Ambas muchachas rieron con el recuerdo, respecto al cual, si algún lector desconoce y siente curiosidad, debemos referirnos a Ana de las Tejas Verdes.

Las muchachas partieron la tarde siguiente. Hasta Spencervale había quince kilómetros y el día no era muy placentero para viajar. Era muy caluroso y en el camino había el polvo de seis semanas de sequía.

—Espero que llueva pronto —suspiró Ana—. Todo está tan seco. Los pobres campos me dan lástima y los árboles parecen estar alzando sus brazos, en un ruego por la lluvia. Me entristezco cada vez que entro en mi jardín. Supongo que no debería estar quejándome de mi jardín cuando los campesinos sufren por sus cosechas. El señor Harrison dice que sus pastos están tan abrasados que las pobres vacas apenas si pueden encontrar bocado y que se siente culpable de crueldad con los animales cada vez que les mira a los ojos.

Después de un viaje agotador, las muchachas llegaron a Spencervale y entraron al camino «Tory», un camino verde y solitario, donde las hierbas en el pavimento daban evidencia de la falta de tránsito. A lo largo de casi toda su extensión, estaba bordeado por espesos abetos, con claros aquí y allá, por donde llegaba hasta el camino alguna granja o se veían los troncos calcinados.

—¿Por qué le llaman el camino «Tory»? —preguntó Ana.

—El señor Alian dice que es por la misma causa que se le dice arboleda a un lugar donde no hay árboles —dijo Diana—, pues nadie vive en este camino, excepto las Copp y el viejo Martin Bovyer en el extremo más alejado y él es liberal. El gobierno Tory construyó el camino nada más que para demostrar que hacía algo.

El padre de Diana era liberal, por cuya causa nunca discutían de política ella y Ana. Los habitantes de «Tejas Verdes» habían sido siempre conservadores.

Finalmente, las muchachas llegaron a la vieja casa de las Copp, un lugar de tal pulcritud exterior, que hasta «Tejas Verdes» hubiera empalidecido al contraste. La casa era de estilo muy antiguo, situada en una cuesta, hecho que obligara a hacer el edificio con un sótano de piedra en un extremo. La casa y los edificios auxiliares se hallaban perfectamente blanqueados con cal y no se veía un solo hierbajo en el peripuesto jardín de la cocina, rodeado por su empalizada blanca.
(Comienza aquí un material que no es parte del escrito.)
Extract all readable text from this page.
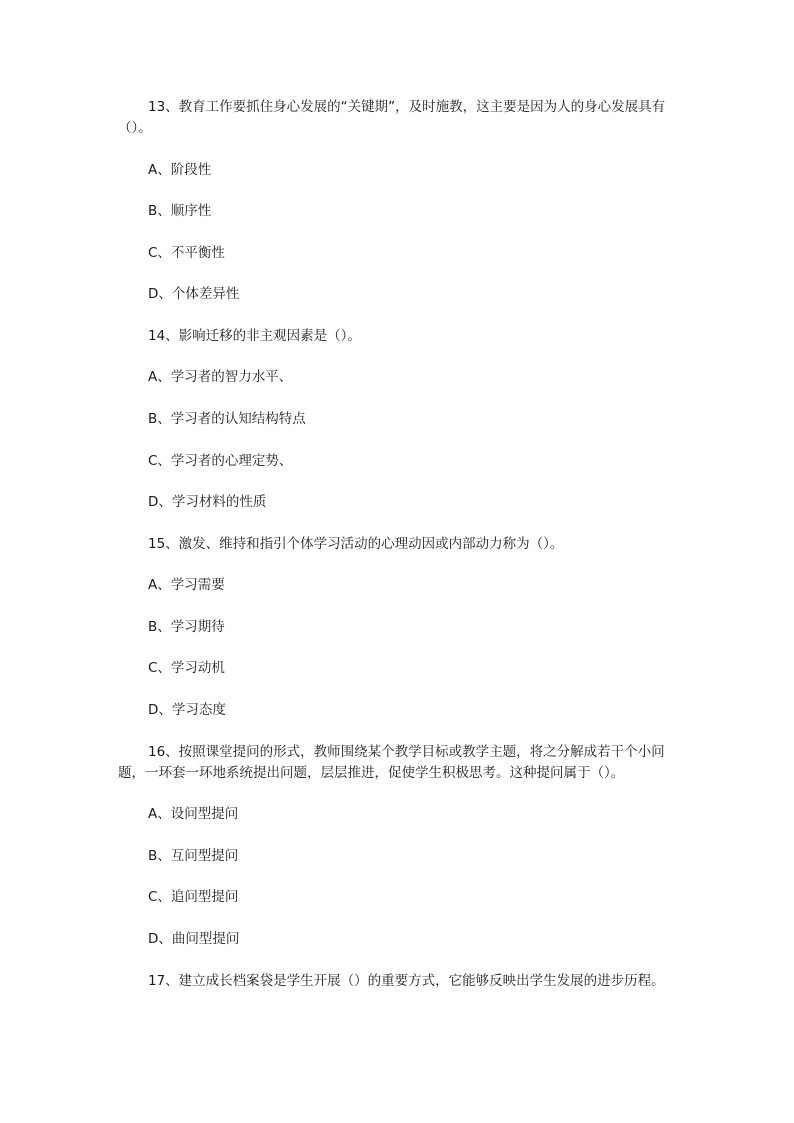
13、教育工作要抓住身心发展的“关键期”，及时施教，这主要是因为人的身心发展具有（）。

A、阶段性

B、顺序性

C、不平衡性

D、个体差异性

14、影响迁移的非主观因素是（）。

A、学习者的智力水平、

B、学习者的认知结构特点

C、学习者的心理定势、

D、学习材料的性质

15、激发、维持和指引个体学习活动的心理动因或内部动力称为（）。

A、学习需要

B、学习期待

C、学习动机

D、学习态度

16、按照课堂提问的形式，教师围绕某个教学目标或教学主题，将之分解成若干个小问题，一环套一环地系统提出问题，层层推进，促使学生积极思考。这种提问属于（）。

A、设问型提问

B、互问型提问

C、追问型提问

D、曲问型提问

17、建立成长档案袋是学生开展（）的重要方式，它能够反映出学生发展的进步历程。
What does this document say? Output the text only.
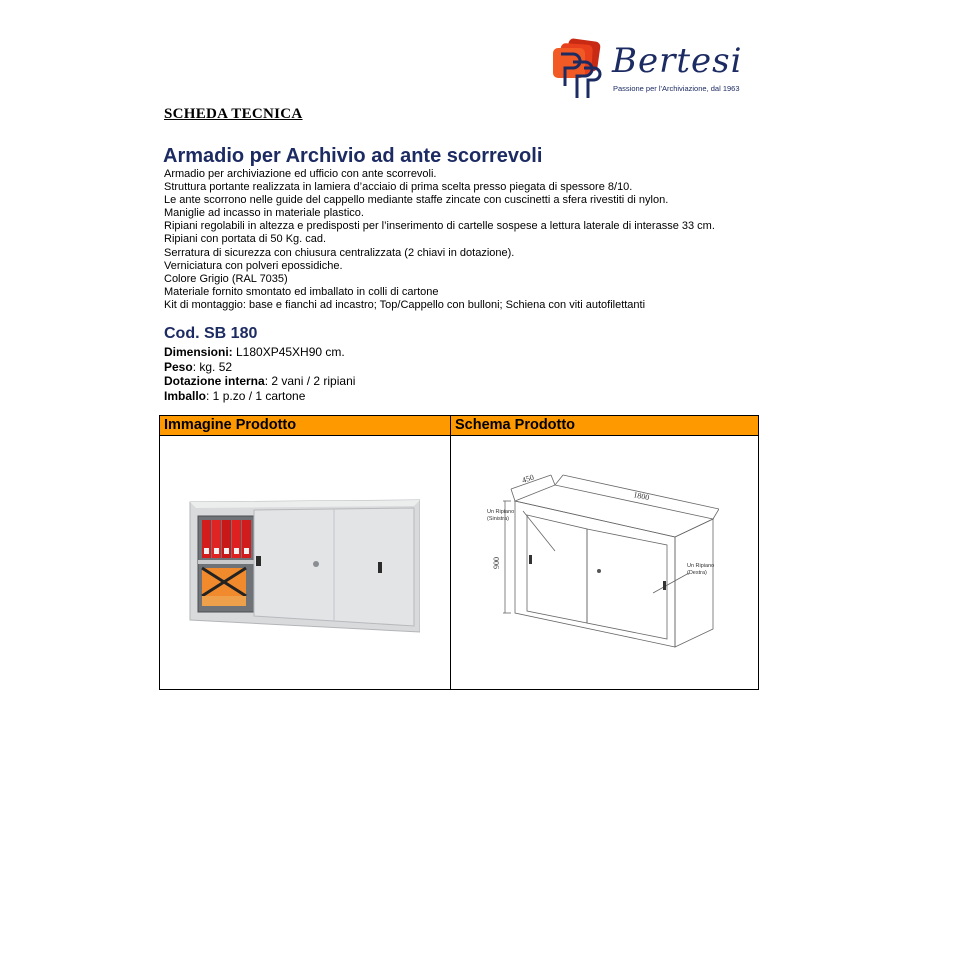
Bertesi
Passione per l'Archiviazione, dal 1963
SCHEDA TECNICA
Armadio per Archivio ad ante scorrevoli
Armadio per archiviazione ed ufficio con ante scorrevoli.
Struttura portante realizzata in lamiera d’acciaio di prima scelta presso piegata di spessore 8/10.
Le ante scorrono nelle guide del cappello mediante staffe zincate con cuscinetti a sfera rivestiti di nylon.
Maniglie ad incasso in materiale plastico.
Ripiani regolabili in altezza e predisposti per l’inserimento di cartelle sospese a lettura laterale di interasse 33 cm.
Ripiani con portata di 50 Kg. cad.
Serratura di sicurezza con chiusura centralizzata (2 chiavi in dotazione).
Verniciatura con polveri epossidiche.
Colore Grigio (RAL 7035)
Materiale fornito smontato ed imballato in colli di cartone
Kit di montaggio: base e fianchi ad incastro; Top/Cappello con bulloni; Schiena con viti autofilettanti
Cod. SB 180
Dimensioni: L180XP45XH90 cm.
Peso: kg. 52
Dotazione interna: 2 vani / 2 ripiani
Imballo: 1 p.zo / 1 cartone
Immagine Prodotto	Schema Prodotto
450
1800
900
Un Ripiano
(Sinistra)
Un Ripiano
(Destra)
—Las cortinas están corridas —dijo Diana tristemente—. Creo que no hay nadie.

Y así era. Las muchachas se miraron perplejas.

—No sé qué hacer —dijo Ana—. Si estuviese segura de que la fuente es la que buscamos, no me importaría esperar. Pero si no lo es, puede que después sea demasiado tarde para ir a lo de Wesley Keyson.

Diana miró a una ventanita del sótano.

—Ésa es la ventana de la despensa, estoy segura —dijo—, porque la casa es igual a la de tío Charles en Newbridge y allí la ventana de la despensa está en ese lugar. La persiana no está echada, de modo que si subimos al techo de aquella caseta, podremos echar una mirada a la despensa y ver la fuente. ¿Te parece que estará mal?

—No, no lo creo —decidió Ana, tras la debida reflexión—, ya que nuestra razón no es la mera curiosidad.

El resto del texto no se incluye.